La cabaña era de doble planta, aunque tampoco se veía muy grande, con un pequeño huerto a un lado. Taissa bajó a los dos chicos y la anciana ató al caballo a una valla, antes de ayudarle a mover los cuerpos hasta el salón. Primero a Rob, que dejaron sobre el sofá, y luego a Alyssa, a quien dejaron sobre una alfombra.
—¿Cómo te llamas? —preguntó Taissa al darse cuenta de que no lo sabía.
—Shera —dijo ésta—. ¿Tú?
—Taissa —Ella asintió, y Taissa creyó que era lo más cordial que se habían dicho desde hacía horas, después de horas de ignorarse mutuamente por el cansancio.
—Necesito que me cuentes lo que les ha pasado —Taissa frunció el ceño, pero le hizo caso, ya que no sabía qué malicia podía hacer con esa información.
—Fuimos atacados por... por un ser, a Rob lo arañó, pero a Alyssa la apuñaló. Al final conseguimos matarlo, y yo curé sus heridas, pero no se despiertan —Ella se sentó en una silla de madera, y Taissa se apoyó en el respaldo del sofá, donde miró de reojo a Rob, con una respiración tranquila.
—Lo hiciste con magia, ¿cierto? —Taissa asintió—. ¿Y limpiaste primero sus heridas? ¿Te aseguraste de que no quedasen restos en su interior?
—Y-yo... —Ella suspiró.
—Claro que no, eres una principiante —Se levantó y Taissa no pudo evitar moverse más cerca de ellos. Shera la miró—. Aunque tus amigos han tenido mucha suerte —dijo mirándola—, voy a despertarlos y a darles algo, por si acaso estaba sucia la herida. No queremos una infección.
—¿Por qué haces esto por nosotros? —Shera era arisca y obviamente no los quería allí, y aún así los estaba ayudando.
—Cuanto antes os vayáis, mejor, y si tengo que ayudaros para que sea más rápido, lo haré —contestó ella, levantándose y yendo a la cocina. Taissa la siguió.
—Gracias, por esto tendré una deuda contigo —le dijo cruzando la puerta a la cocina detrás de ella—. Si alguna vez necesitas algo, pregunta por mí —Shera la miró, casi divertida.
—¿No puedes cuidar de tus amigos o de ti misma, y esperas poder hacer algo por alguien más? —soltó.
—Puede que ahora esté así, pero no en un futuro.
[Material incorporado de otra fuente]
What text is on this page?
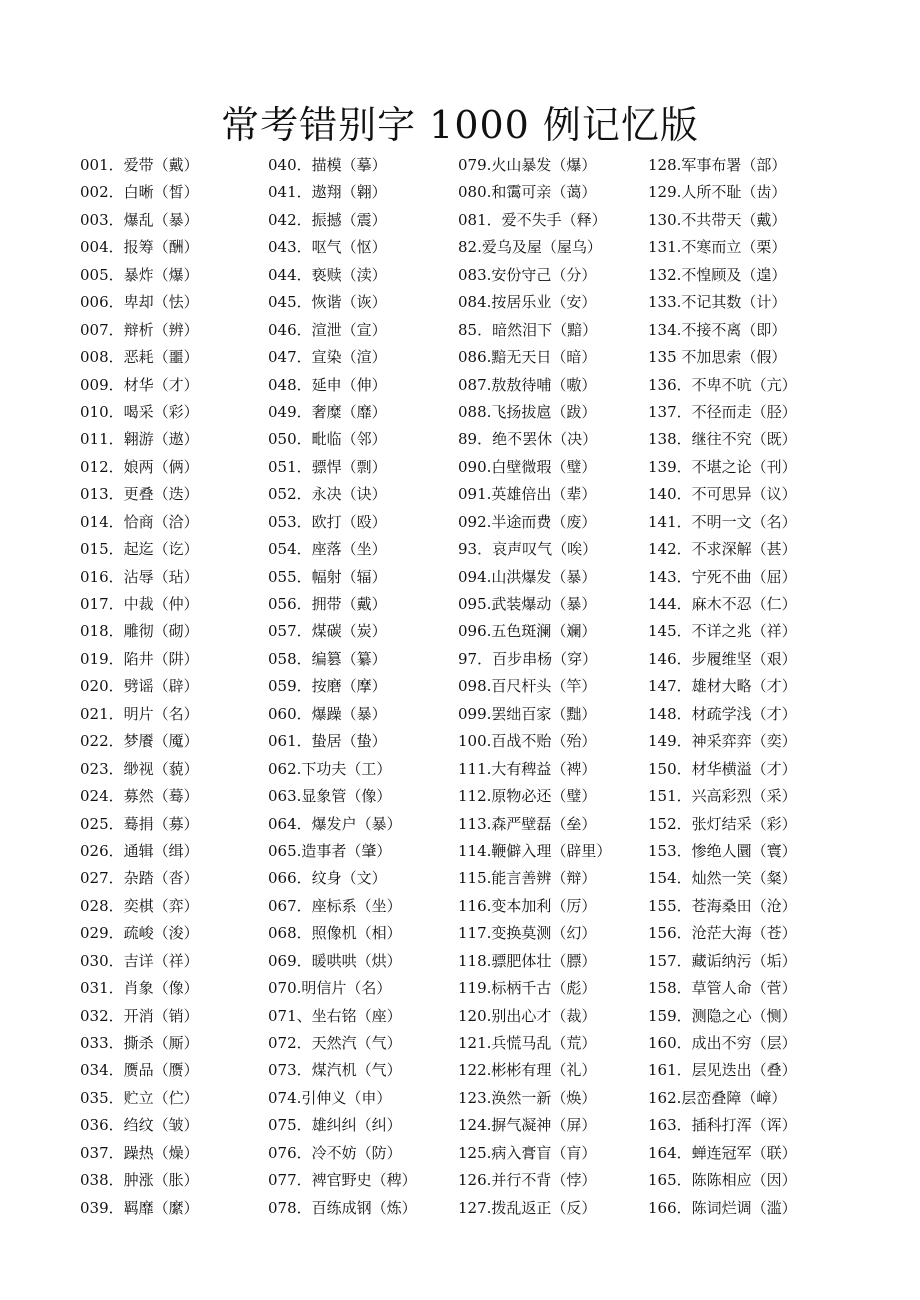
常考错别字 1000 例记忆版
001．爱带（戴）
002．白晰（皙）
003．爆乱（暴）
004．报筹（酬）
005．暴炸（爆）
006．卑却（怯）
007．辩析（辨）
008．恶耗（噩）
009．材华（才）
010．喝采（彩）
011．翱游（遨）
012．娘两（俩）
013．更叠（迭）
014．恰商（洽）
015．起迄（讫）
016．沾辱（玷）
017．中裁（仲）
018．雕彻（砌）
019．陷井（阱）
020．劈谣（辟）
021．明片（名）
022．梦餍（魇）
023．缈视（藐）
024．募然（蓦）
025．蓦捐（募）
026．通辑（缉）
027．杂踏（沓）
028．奕棋（弈）
029．疏峻（浚）
030．吉详（祥）
031．肖象（像）
032．开消（销）
033．撕杀（厮）
034．赝品（赝）
035．贮立（伫）
036．绉纹（皱）
037．躁热（燥）
038．肿涨（胀）
039．羁靡（縻）
040．描模（摹）
041．遨翔（翱）
042．振撼（震）
043．呕气（怄）
044．亵赎（渎）
045．恢谐（诙）
046．渲泄（宣）
047．宣染（渲）
048．延申（伸）
049．奢糜（靡）
050．毗临（邻）
051．骠悍（剽）
052．永决（诀）
053．欧打（殴）
054．座落（坐）
055．幅射（辐）
056．拥带（戴）
057．煤碳（炭）
058．编篡（纂）
059．按磨（摩）
060．爆躁（暴）
061．蛰居（蛰）
062.下功夫（工）
063.显象管（像）
064．爆发户（暴）
065.造事者（肇）
066．纹身（文）
067．座标系（坐）
068．照像机（相）
069．暖哄哄（烘）
070.明信片（名）
071、坐右铭（座）
072．天然汽（气）
073．煤汽机（气）
074.引伸义（申）
075．雄纠纠（纠）
076．冷不妨（防）
077．裨官野史（稗）
078．百练成钢（炼）
079.火山暴发（爆）
080.和霭可亲（蔼）
081．爱不失手（释）
82.爱乌及屋（屋乌）
083.安份守己（分）
084.按居乐业（安）
85．暗然泪下（黯）
086.黯无天日（暗）
087.敖敖待哺（嗷）
088.飞扬拔扈（跋）
89．绝不罢休（决）
090.白壁微瑕（璧）
091.英雄倍出（辈）
092.半途而费（废）
93．哀声叹气（唉）
094.山洪爆发（暴）
095.武装爆动（暴）
096.五色斑澜（斓）
97．百步串杨（穿）
098.百尺杆头（竿）
099.罢绌百家（黜）
100.百战不贻（殆）
111.大有稗益（裨）
112.原物必还（璧）
113.森严壁磊（垒）
114.鞭僻入理（辟里）
115.能言善辨（辩）
116.变本加利（厉）
117.变换莫测（幻）
118.骠肥体壮（膘）
119.标柄千古（彪）
120.别出心才（裁）
121.兵慌马乱（荒）
122.彬彬有理（礼）
123.涣然一新（焕）
124.摒气凝神（屏）
125.病入膏盲（肓）
126.并行不背（悖）
127.拨乱返正（反）
128.军事布署（部）
129.人所不耻（齿）
130.不共带天（戴）
131.不寒而立（栗）
132.不惶顾及（遑）
133.不记其数（计）
134.不接不离（即）
135 不加思索（假）
136．不卑不吭（亢）
137．不径而走（胫）
138．继往不究（既）
139．不堪之论（刊）
140．不可思异（议）
141．不明一文（名）
142．不求深解（甚）
143．宁死不曲（屈）
144．麻木不忍（仁）
145．不详之兆（祥）
146．步履维坚（艰）
147．雄材大略（才）
148．材疏学浅（才）
149．神采弈弈（奕）
150．材华横溢（才）
151．兴高彩烈（采）
152．张灯结采（彩）
153．惨绝人圜（寰）
154．灿然一笑（粲）
155．苍海桑田（沧）
156．沧茫大海（苍）
157．藏诟纳污（垢）
158．草管人命（菅）
159．测隐之心（恻）
160．成出不穷（层）
161．层见迭出（叠）
162.层峦叠障（嶂）
163．插科打浑（诨）
164．蝉连冠军（联）
165．陈陈相应（因）
166．陈词烂调（滥）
En uno cercano, estoy segura —admitió.
—Y que pregunte por ti, ¿a quién o en dónde exactamente? ¿Grito tu nombre por el bosque esperando que los pájaros te lleven mi mensaje? —preguntó sarcástica.
—No, pregunta donde la magia todavía está con vida... y a salvo —Su mirada se volvió seria.
—No deberías decir eso delante de un humano —le aconsejó, y Taissa sonrió.
—Está bien si eres tú, ¿cuántos años tienes... unos ochenta? —preguntó.
—Año arriba, año abajo —dijo arqueando una ceja.
—Hace casi veinte años de la gran caída. Tendrías unos sesenta.
—Así es, ¿y qué? —preguntó.
—La casa. La madera es antigua, como los muebles, construida hace mucho, pero con estilo cryumdino —Taissa paseó la vista por esta. Era una casa que podría haber estado cerca de la suya, al otro lado del océano, muy diferente de las de la ciudad portuaria, con sus arcos, sus columnas que giraban en torno a sí mismas, y sus grandes ventanales—. El tejado tiene goteras, pero nadie ha venido a arreglarlo, porque vives en medio de la nada, porque no te relacionas. No te mudaste, porque ya estabas aquí. Naciste rodeada de magia y de seres mágicos, y no has intentado matarme o me has insultado por lo que soy. Ni siquiera me has mirado mal... —Y dijo corrigiéndose—. Serás humana, pero no eres una de ellos. Mi padre me contó que las gentes de Annwyn, faes y humanos, lucharon juntos contra el invasor.
—Yo no luché contra nadie —dijo y Taissa sonrió.
—Bueno, no es por ofender, pero con esa edad poco ibas a hacer —Shera puso los ojos en blanco.
—Pero tienes razón, aunque ese corazón tan confiado hará que te maten algún día.
—Tranquila, eso no pasará. Cuando los encuentre... no habrá nadie que se atreva a hacerme daño —Ella la miró confusa, y Taissa negó.
Esa era una historia que no le iba a contar.